An improved frequent pattern growth method for mining association rules

Many algorithms have been proposed to efficiently mine association rules. One of the most important approaches is FP-growth. Without candidate generation, FP-growth proposes an algorithm to compress information needed for mining frequent itemsets in FP-tree and recursively constructs FP-trees to find all frequent itemsets. Performance results have demonstrated that the FP-growth method performs extremely well. In this paper, we propose the IFP-growth (improved FP-growth) algorithm to improve the performance of FP-growth. There are three major features of IFP-growth. First, it employs an address-table structure to lower the complexity of forming the entire FP-tree.
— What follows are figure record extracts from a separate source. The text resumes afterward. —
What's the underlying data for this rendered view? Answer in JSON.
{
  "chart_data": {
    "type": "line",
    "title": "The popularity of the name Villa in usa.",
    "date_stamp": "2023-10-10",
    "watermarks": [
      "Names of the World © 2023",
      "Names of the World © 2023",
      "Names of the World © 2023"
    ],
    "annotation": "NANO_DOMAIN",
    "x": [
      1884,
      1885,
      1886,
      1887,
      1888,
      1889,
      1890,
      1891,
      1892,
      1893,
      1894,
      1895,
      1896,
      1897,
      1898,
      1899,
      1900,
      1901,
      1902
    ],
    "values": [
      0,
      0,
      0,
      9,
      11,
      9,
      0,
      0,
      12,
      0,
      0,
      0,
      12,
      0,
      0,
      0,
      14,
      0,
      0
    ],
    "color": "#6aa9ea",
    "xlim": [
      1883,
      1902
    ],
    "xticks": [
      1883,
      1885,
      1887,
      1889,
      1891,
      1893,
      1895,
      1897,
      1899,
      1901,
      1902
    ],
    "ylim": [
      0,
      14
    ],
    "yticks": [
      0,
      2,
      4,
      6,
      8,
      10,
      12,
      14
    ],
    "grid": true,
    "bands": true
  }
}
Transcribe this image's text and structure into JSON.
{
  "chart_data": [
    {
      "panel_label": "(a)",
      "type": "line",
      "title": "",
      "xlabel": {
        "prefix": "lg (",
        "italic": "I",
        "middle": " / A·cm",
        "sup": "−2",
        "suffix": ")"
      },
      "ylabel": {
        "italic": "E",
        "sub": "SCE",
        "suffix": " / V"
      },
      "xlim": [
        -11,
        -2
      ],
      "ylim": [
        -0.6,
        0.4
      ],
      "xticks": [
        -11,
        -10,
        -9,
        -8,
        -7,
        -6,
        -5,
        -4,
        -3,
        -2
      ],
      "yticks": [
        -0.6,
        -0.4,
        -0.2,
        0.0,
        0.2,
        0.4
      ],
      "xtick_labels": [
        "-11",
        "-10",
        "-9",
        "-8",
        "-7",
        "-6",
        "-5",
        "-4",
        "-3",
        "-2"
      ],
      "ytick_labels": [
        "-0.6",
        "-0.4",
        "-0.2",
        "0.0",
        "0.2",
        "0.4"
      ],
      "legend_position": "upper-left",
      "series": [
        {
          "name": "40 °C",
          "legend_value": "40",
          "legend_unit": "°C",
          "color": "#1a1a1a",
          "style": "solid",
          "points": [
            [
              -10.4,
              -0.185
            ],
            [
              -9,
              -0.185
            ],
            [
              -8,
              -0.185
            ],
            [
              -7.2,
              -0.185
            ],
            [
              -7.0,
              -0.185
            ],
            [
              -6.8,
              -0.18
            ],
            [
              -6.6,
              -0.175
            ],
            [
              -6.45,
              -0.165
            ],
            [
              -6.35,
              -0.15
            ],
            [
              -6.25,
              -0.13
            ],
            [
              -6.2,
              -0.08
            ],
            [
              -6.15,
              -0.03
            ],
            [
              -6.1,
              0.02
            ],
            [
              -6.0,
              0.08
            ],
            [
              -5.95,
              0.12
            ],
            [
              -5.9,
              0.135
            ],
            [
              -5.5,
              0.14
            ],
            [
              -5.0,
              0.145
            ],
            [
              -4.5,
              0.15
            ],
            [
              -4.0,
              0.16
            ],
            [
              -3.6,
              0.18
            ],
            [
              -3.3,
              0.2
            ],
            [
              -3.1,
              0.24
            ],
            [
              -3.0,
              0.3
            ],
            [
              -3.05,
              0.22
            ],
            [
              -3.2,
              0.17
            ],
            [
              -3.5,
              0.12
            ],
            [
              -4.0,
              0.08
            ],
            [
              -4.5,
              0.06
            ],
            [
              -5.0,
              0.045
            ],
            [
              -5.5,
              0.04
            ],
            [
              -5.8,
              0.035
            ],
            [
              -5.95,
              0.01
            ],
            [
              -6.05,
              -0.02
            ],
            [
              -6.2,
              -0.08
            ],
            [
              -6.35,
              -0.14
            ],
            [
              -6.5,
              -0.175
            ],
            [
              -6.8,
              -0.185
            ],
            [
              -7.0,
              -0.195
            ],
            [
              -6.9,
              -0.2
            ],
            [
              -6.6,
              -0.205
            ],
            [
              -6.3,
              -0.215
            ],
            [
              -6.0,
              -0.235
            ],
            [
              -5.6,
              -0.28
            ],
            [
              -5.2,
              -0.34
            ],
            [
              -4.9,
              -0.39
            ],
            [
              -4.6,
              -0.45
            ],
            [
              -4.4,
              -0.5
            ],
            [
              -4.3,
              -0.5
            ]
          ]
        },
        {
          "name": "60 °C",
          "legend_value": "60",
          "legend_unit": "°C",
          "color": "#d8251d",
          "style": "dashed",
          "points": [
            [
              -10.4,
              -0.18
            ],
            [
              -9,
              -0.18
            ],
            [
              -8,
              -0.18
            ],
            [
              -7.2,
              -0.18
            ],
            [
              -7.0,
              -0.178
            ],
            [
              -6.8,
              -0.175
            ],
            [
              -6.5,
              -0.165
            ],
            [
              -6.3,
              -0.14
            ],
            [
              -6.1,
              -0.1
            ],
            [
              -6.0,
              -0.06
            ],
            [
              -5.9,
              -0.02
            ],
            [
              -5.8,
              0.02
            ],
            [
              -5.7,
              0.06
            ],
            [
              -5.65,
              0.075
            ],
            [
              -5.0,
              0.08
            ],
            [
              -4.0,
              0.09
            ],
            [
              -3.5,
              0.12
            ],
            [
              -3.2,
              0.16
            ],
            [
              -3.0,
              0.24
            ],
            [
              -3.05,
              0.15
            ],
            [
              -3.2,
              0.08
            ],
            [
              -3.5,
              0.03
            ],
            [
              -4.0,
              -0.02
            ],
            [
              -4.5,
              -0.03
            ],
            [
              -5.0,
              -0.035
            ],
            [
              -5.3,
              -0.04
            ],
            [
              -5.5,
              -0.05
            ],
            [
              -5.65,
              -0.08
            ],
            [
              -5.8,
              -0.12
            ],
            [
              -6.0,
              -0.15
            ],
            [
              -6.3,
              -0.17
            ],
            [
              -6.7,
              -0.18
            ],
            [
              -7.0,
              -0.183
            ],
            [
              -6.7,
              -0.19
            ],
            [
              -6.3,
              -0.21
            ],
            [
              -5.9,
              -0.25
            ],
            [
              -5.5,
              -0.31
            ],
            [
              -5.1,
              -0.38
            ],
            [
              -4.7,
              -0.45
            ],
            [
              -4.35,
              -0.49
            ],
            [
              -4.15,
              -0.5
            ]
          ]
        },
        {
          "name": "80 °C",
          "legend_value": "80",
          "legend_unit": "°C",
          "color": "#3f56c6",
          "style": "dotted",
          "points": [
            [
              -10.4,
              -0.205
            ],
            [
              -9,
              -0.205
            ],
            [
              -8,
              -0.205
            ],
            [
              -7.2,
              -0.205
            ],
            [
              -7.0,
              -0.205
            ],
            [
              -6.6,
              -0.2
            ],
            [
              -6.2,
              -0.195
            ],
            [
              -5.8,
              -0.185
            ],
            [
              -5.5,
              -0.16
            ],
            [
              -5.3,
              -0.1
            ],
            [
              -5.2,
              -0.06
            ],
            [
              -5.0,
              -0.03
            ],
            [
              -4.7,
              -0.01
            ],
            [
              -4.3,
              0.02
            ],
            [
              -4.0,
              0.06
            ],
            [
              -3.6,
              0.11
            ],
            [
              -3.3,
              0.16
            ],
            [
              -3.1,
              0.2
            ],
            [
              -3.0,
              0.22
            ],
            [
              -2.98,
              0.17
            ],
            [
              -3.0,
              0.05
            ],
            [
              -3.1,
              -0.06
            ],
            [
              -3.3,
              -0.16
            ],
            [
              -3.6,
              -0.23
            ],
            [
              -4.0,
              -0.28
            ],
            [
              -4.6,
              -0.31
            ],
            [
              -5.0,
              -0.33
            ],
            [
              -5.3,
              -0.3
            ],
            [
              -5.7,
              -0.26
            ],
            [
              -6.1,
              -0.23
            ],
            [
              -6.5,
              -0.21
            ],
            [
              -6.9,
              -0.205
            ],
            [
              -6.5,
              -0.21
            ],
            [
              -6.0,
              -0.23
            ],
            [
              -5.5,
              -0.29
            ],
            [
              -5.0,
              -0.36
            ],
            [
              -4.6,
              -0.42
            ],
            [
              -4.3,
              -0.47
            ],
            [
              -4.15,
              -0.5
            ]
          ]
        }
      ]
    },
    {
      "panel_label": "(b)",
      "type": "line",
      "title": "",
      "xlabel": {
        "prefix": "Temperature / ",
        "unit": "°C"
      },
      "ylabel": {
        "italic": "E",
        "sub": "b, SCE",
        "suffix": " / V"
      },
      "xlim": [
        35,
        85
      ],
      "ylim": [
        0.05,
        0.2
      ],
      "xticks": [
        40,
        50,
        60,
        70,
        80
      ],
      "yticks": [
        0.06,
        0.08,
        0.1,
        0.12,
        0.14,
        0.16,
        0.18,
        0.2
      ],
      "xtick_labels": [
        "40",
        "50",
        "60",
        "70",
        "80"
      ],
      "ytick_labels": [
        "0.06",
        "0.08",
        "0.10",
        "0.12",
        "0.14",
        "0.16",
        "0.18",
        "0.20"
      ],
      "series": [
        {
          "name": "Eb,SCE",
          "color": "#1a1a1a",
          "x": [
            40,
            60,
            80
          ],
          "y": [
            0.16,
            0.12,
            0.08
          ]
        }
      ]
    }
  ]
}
Second, it uses a new structure called FP-tree+ to reduce the need for building conditional FP-trees recursively. Third, by using address-table and FP-tree+ the proposed algorithm has less memory requirement and better performance in comparison with FP-tree based algorithms. The experimental results show that the IFP-growth requires relatively little memory space during the mining process. Even when the minimum support is low, the space needed by IFP-growth is about one half of that of FP-growth and about one fourth of that of nonordfp algorithm. As to the execution time, our method outperforms FP-growth by one to 300 times under different minimum supports. The proposed algorithm also outperforms nonordfp algorithm in most cases. As a result, IFP-growth is very suitable for high performance applications.